趣味Web 小説 2010-05-12

口蹄疫の報道は不十分なのか?

1.

4月下旬に宮崎県で口蹄疫が確認された。その後、新たな感染例が続々報告され、過去最大の家畜殺処分が決まるに至っている。政府の対策の遅れが指摘されるとともに、報道が不足しているという意見もネットの一部で話題を集めている。

2.

私が考える「必要な報道」は、されていると思う。

こうした情報を、私は全て新聞から得た。薬局の待合室でテレビ報道に接する機会があったが、まず「人には感染しない」ことを強調し、また「畜産物を食べても問題ない」ことを伝えてもいた。みんなが知るべきことは、きちんと伝えているな、と思った。

対策費が数百億円規模なら、全国民的な同意を必要とはしないだろう。「農家の生の声が報道されていない」といって怒る意見には、賛同し難い。当事者の声は、状況が落ち着いてから、静かに報道するべきだ。

現在進行中の事態に機動的に対処する必要がある場合、過去の教訓の上に組み立てられた行動指針を遵守するのがベストだ。現在の当事者に多くの不満があることはわかるが、その声は次の機会に活かすしかない。混乱した状況で適切に意見を吸い上げて冷静かつ客観的な判断を下すことはきわめて難しい。

3.

報道が足りないという人は、報道量がもっと多かったら、国民の後押しによって、こうした対策の遅れの要因となっている課題がサクサク解決されたはずだ……といいたいのだろうか。

私が思うに、口蹄疫は95%の国民にとって「よきに計らえ」で済ませたい問題であって、自分なりに勉強して意見を持ち、政府に物申したいと考えるようなテーマではない。宮崎産の畜産物、農産物の買い控えはすべきでないこと、旅行の自粛は必要ないことだけ確認できれば十分だろう。新聞では基本的な情報については既に1回は特集を組んで報道しているのであり、その後は淡々と数字の報道を続ければいいのではないか。

国会では野党がきちんと与党の尻を叩き続けている。自民党は総裁自ら口蹄疫対策本部長を務めているそうだ。誰からも忘れ去られた危機ではない。

政府の対策にどのような問題があったのかということは、口蹄疫がおさまった後で、専門家の調査を待って、NHKスペシャルのような番組で取り上げてくれたらいいと思う。そのときに、野党は4月の段階から云々みたいな話も出るなら、口蹄疫に関心のある人には十分、伝わるものは伝わるだろう。

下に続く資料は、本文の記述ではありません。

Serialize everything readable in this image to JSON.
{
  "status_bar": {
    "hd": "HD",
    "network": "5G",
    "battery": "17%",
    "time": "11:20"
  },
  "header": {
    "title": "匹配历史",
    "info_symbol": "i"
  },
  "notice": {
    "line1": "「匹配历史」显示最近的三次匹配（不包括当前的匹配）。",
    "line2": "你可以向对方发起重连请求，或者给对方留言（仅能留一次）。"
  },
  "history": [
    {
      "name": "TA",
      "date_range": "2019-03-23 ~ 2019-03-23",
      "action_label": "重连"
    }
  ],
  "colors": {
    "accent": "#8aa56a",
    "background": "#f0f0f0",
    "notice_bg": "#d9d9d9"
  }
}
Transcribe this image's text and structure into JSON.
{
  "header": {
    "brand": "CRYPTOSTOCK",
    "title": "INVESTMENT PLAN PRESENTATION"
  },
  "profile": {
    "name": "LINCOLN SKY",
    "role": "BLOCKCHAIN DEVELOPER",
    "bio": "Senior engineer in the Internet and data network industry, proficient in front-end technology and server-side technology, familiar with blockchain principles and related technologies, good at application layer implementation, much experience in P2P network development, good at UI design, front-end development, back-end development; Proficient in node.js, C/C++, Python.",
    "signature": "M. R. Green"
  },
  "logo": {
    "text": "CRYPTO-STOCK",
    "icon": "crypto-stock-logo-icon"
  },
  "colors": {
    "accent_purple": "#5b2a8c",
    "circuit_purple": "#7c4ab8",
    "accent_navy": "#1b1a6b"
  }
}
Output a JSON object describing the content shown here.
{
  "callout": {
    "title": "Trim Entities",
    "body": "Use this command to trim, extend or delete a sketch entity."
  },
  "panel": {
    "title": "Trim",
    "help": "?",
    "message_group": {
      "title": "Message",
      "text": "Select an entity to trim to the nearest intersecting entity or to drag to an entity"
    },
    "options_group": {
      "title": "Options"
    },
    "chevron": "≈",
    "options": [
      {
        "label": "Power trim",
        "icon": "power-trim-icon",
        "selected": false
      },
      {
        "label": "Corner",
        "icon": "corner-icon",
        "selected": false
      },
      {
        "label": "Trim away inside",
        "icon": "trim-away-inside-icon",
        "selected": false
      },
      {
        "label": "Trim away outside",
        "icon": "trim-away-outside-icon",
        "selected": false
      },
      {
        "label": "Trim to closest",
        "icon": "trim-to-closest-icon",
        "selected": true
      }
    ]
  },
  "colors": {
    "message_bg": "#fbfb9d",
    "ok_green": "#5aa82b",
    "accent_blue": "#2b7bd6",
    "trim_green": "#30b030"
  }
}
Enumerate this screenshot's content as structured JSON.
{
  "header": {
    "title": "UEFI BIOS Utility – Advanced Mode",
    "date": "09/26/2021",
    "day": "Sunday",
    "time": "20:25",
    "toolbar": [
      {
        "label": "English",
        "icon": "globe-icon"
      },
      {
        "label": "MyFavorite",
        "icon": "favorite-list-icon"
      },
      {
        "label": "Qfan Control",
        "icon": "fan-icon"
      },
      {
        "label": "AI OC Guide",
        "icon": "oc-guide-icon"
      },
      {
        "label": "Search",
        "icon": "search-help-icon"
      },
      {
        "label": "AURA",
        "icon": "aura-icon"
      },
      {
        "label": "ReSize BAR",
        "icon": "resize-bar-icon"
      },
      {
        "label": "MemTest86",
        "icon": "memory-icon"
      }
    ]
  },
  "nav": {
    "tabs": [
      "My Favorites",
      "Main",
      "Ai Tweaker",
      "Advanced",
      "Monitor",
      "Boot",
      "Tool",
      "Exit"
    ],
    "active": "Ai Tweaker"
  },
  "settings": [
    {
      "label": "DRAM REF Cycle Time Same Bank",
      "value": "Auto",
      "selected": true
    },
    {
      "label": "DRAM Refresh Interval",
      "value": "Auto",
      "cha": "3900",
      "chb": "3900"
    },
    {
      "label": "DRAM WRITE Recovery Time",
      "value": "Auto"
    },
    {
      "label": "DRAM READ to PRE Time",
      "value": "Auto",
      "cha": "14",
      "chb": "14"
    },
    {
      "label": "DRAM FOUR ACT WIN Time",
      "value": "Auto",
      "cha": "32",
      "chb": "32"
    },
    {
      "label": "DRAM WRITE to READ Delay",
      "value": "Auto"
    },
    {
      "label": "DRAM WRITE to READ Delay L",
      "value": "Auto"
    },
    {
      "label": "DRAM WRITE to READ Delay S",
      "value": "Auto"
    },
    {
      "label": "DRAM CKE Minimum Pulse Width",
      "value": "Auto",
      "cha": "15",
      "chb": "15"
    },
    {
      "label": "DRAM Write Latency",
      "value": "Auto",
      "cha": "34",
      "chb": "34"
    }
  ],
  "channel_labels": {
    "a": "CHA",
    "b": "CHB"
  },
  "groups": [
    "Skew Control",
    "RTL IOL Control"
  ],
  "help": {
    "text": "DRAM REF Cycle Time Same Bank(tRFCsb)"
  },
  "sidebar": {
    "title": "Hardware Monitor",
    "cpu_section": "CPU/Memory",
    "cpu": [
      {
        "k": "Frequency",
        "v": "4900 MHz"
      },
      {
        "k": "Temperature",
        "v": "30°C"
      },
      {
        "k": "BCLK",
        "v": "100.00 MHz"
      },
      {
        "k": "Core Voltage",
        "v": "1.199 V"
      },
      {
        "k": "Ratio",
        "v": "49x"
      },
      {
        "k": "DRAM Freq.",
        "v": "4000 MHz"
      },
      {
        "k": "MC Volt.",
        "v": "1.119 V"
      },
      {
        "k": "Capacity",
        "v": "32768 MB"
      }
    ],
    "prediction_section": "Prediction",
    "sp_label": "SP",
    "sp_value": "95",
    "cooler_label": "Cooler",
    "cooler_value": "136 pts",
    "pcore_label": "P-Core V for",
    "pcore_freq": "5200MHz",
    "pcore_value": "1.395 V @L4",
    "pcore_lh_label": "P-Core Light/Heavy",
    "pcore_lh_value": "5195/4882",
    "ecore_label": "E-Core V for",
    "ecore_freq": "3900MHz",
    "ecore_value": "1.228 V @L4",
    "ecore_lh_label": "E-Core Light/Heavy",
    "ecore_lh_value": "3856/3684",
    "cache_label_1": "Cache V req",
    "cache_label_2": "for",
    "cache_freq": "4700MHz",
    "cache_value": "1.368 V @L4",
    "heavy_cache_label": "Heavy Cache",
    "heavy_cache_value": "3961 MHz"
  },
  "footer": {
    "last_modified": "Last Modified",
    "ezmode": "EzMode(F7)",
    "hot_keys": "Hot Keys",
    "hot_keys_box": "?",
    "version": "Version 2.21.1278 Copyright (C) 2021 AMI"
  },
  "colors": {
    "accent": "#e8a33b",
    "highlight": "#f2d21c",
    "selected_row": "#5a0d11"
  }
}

ちなみに、遅きに失したという意見はもちろんあると思うが、政府は10日、患畜の埋設処分場として国有地を提供することを宮崎県に伝達した。具体的にそれがどこなのか、殺処分の遅滞がいつ解消されるのかは明らかでない。それでも、大多数の国民の理解とは関係なく、問題は少しずつ解決へと向かっている。